# Is she ready I'd say 90% milky trichs using dig cAmera



## rebeltex (Jul 26, 2015)

Dinafem ww auto @ 10 weeks and two days.what do u guys think? Chop her?View attachment uploadfromtaptalk1437940903802.jpg
View attachment uploadfromtaptalk1437940970474.jpg


----------



## wordwar-ingreenink (Jul 28, 2015)

Those are some nice looking buds you got there. How long have you been flowering?


----------



## wordwar-ingreenink (Jul 28, 2015)

Sorry just saw the other text. You look about ready there, but I'm no expert by any stretch of the imagination.


----------



## Rosebud (Jul 28, 2015)

You might want to wait til there is some amber with WW.

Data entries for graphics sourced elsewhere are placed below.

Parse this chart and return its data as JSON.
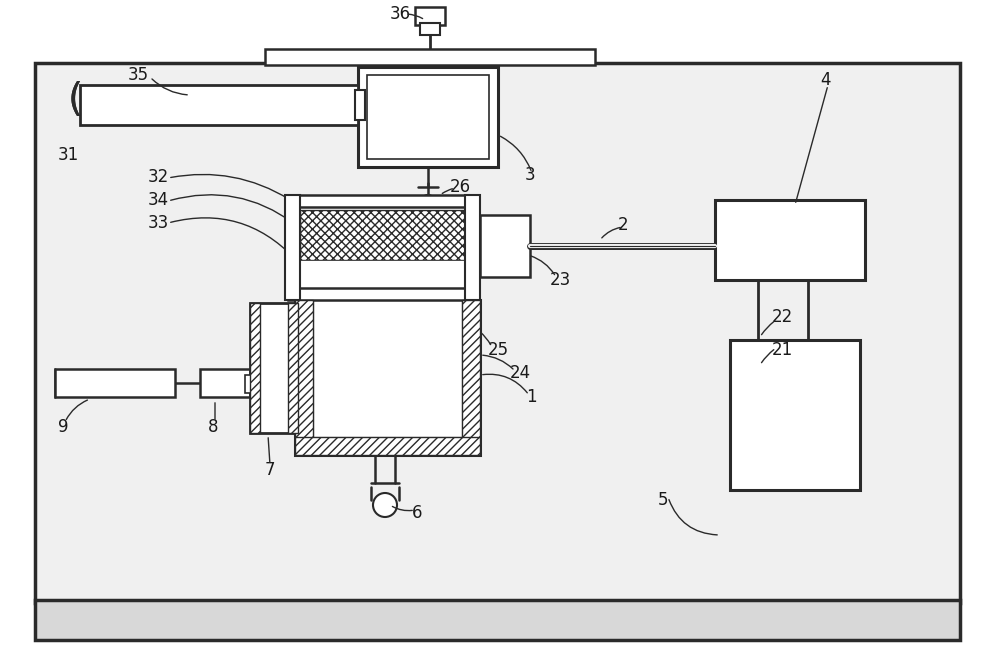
{
  "bg_outer": "#e8e8e8",
  "bg_inner": "#f7f7f7",
  "lc": "#2a2a2a",
  "lw_main": 1.8,
  "lw_thick": 2.2,
  "hatch_scale": 2.0
}
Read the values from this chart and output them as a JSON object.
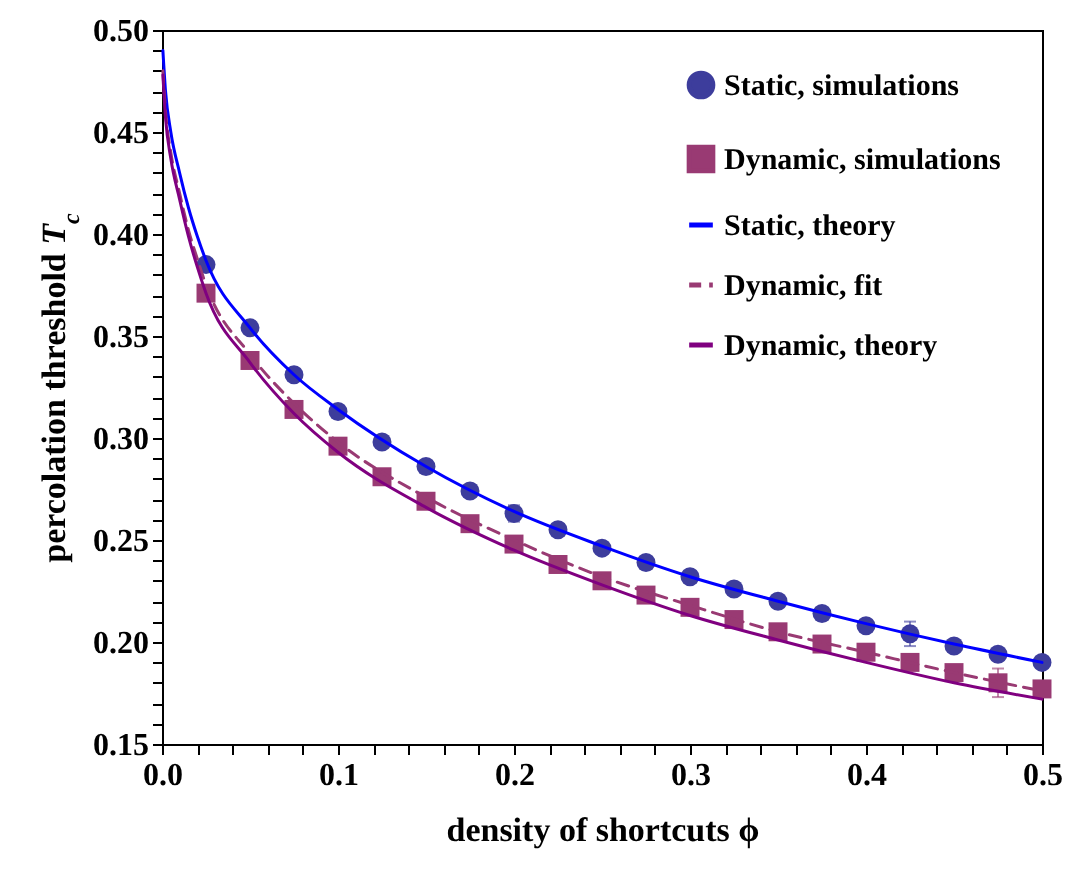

Welcome to MP, by the way. Good looking bud.


----------



## rebeltex (Jul 28, 2015)

Yea rose I was wondering about ww strain. they sexed around week 3 males first then girls. I'm all organic over here after 2 runs w salts and a lot of issues. Thanks for compliments been flowering 7.5 weeks. I'm reddy to chop so I can move my dragons in there sooooo bushy!


----------



## Rosebud (Jul 28, 2015)

If you don't mind an up speedy high, then go for it if you think it is ready. If you want something more relaxing perhaps let it go a bit.


----------